2022 Nobel Prize in Physiology or Medicine
Reason for Award
for his discoveries concerning the genomes of extinct hominins and human evolution
Laureates
Sweden
Explanation
This prize is about reading very old DNA, the instruction book of life, from ancient bones to learn secrets about our distant relatives. DNA breaks over time, just like a letter’s ink that smears in the rain. Svante Pääbo invented careful ways to collect and read these broken pieces. He managed to read the DNA of Neanderthals and Denisovans—people who no longer live today. He also discovered that a small part of their DNA is mixed into modern humans. That means all of us are still connected to those ancient people like a giant family.
Related Keywords
Neanderthals
An extinct Homo lineage that inhabited Eurasia ~400,000–30,000 years ago. They had robust skeletons and brain volumes comparable to or slightly larger than modern humans. Pääbo’s genomic work showed that present-day humans share 1–2% of their DNA with Neanderthals. Genomes reveal small effective population sizes and signs of inbreeding bottlenecks. Several Neanderthal alleles related to immunity and skin biology were retained in modern humans due to adaptive advantage.
Denisovans
An unknown hominin first identified in 2008 from a finger bone in Siberia’s Denisova Cave. Sparse morphology but genomic data place them as a sister clade to Neanderthals, diverging ~400 kya. Melanesians and some Asian high-altitude groups inherit 4–6% Denisovan DNA; the EPAS1 gene variant aids hypoxia adaptation. Evidence suggests a geographic range from Southeast Asia to Oceania. Discovery of a first-generation Neanderthal–Denisovan hybrid confirmed interbreeding between the two archaic groups.
ancient DNA
DNA recovered from biological remains that are hundreds to tens of thousands of years old. It is highly fragmented and chemically modified by deamination and oxidation, typically 30–100 bp long. Distinguishing endogenous molecules from contamination and modelling damage patterns are critical for analysis. Innovations such as silica-binding extraction, single-stranded libraries, and UDG treatment have broadened its study. Ancient DNA now informs palaeontology, archaeology, and pathogen evolution.
introgression
The permanent incorporation of genetic material from one species or subspecies into another via hybrid offspring. In humans, 1–6% of the genome originates from Neanderthals or Denisovans. Beneficial alleles can rise in frequency by positive selection, whereas deleterious ones are purged, creating genomic ‘hotspots’ and ‘deserts’. These patterns inform adaptation and reproductive isolation dynamics. Introgression is detected with statistics such as D- or f4-tests and followed by functional assays to assess phenotypic impact.

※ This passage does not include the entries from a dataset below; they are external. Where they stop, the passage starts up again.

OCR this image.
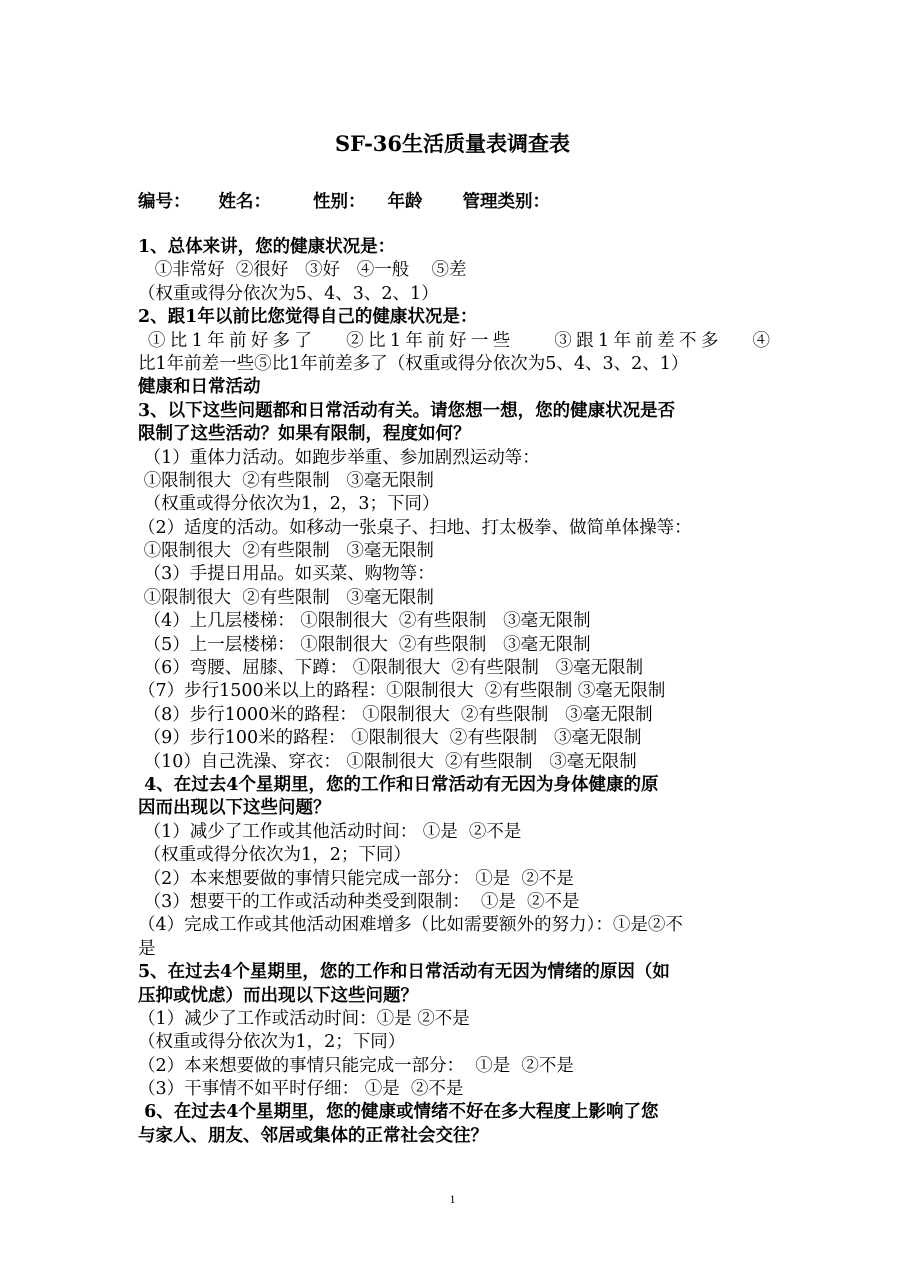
SF-36生活质量表调查表
编号： 姓名： 性别： 年龄 管理类别：
1、总体来讲，您的健康状况是：
①非常好  ②很好   ③好   ④一般    ⑤差
（权重或得分依次为5、4、3、2、1）
2、跟1年以前比您觉得自己的健康状况是：
①比1年前好多了   ②比1年前好一些    ③跟1年前差不多   ④
比1年前差一些⑤比1年前差多了（权重或得分依次为5、4、3、2、1）
健康和日常活动
3、以下这些问题都和日常活动有关。请您想一想，您的健康状况是否
限制了这些活动？如果有限制，程度如何？
（1）重体力活动。如跑步举重、参加剧烈运动等：
①限制很大  ②有些限制   ③毫无限制
（权重或得分依次为1，2，3；下同）
（2）适度的活动。如移动一张桌子、扫地、打太极拳、做简单体操等：
①限制很大  ②有些限制   ③毫无限制
（3）手提日用品。如买菜、购物等：
①限制很大  ②有些限制   ③毫无限制
（4）上几层楼梯： ①限制很大  ②有些限制   ③毫无限制
（5）上一层楼梯： ①限制很大  ②有些限制   ③毫无限制
（6）弯腰、屈膝、下蹲： ①限制很大  ②有些限制   ③毫无限制
（7）步行1500米以上的路程：①限制很大  ②有些限制 ③毫无限制
（8）步行1000米的路程： ①限制很大  ②有些限制   ③毫无限制
（9）步行100米的路程： ①限制很大  ②有些限制   ③毫无限制
（10）自己洗澡、穿衣： ①限制很大  ②有些限制   ③毫无限制
4、在过去4个星期里，您的工作和日常活动有无因为身体健康的原
因而出现以下这些问题？
（1）减少了工作或其他活动时间： ①是  ②不是
（权重或得分依次为1，2；下同）
（2）本来想要做的事情只能完成一部分： ①是  ②不是
（3）想要干的工作或活动种类受到限制：  ①是  ②不是
（4）完成工作或其他活动困难增多（比如需要额外的努力）：①是②不
是
5、在过去4个星期里，您的工作和日常活动有无因为情绪的原因（如
压抑或忧虑）而出现以下这些问题？
（1）减少了工作或活动时间：①是 ②不是
（权重或得分依次为1，2；下同）
（2）本来想要做的事情只能完成一部分：  ①是  ②不是
（3）干事情不如平时仔细： ①是  ②不是
6、在过去4个星期里，您的健康或情绪不好在多大程度上影响了您
与家人、朋友、邻居或集体的正常社会交往？
1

next-generation sequencing
A collection of technologies that read DNA sequences far faster and cheaper than Sanger sequencing. For ancient DNA, it captures billions of short (<100 bp) reads in parallel. Shotgun data allow statistical assessment of contamination sources and damage patterns. Adapter tagging and barcoding let multiple samples run simultaneously and enable error correction. Pääbo’s work leveraged 454, Illumina, and single-stranded library methods to unlock archaic genomes.
human evolution
The process by which Homo sapiens, originating in Africa, dispersed ~70,000 years ago and adapted to diverse environments. Fossil and lithic studies now integrate genomic data, enabling high-resolution reconstruction of lineages, admixture, and population size changes. Interbreeding with Neanderthals and Denisovans provided genetic diversity and adaptive alleles. Catalogues of human-specific mutations offer clues to what makes us uniquely human. Climate shifts, cultural innovations, and pathogen pressures jointly shaped evolutionary trajectories.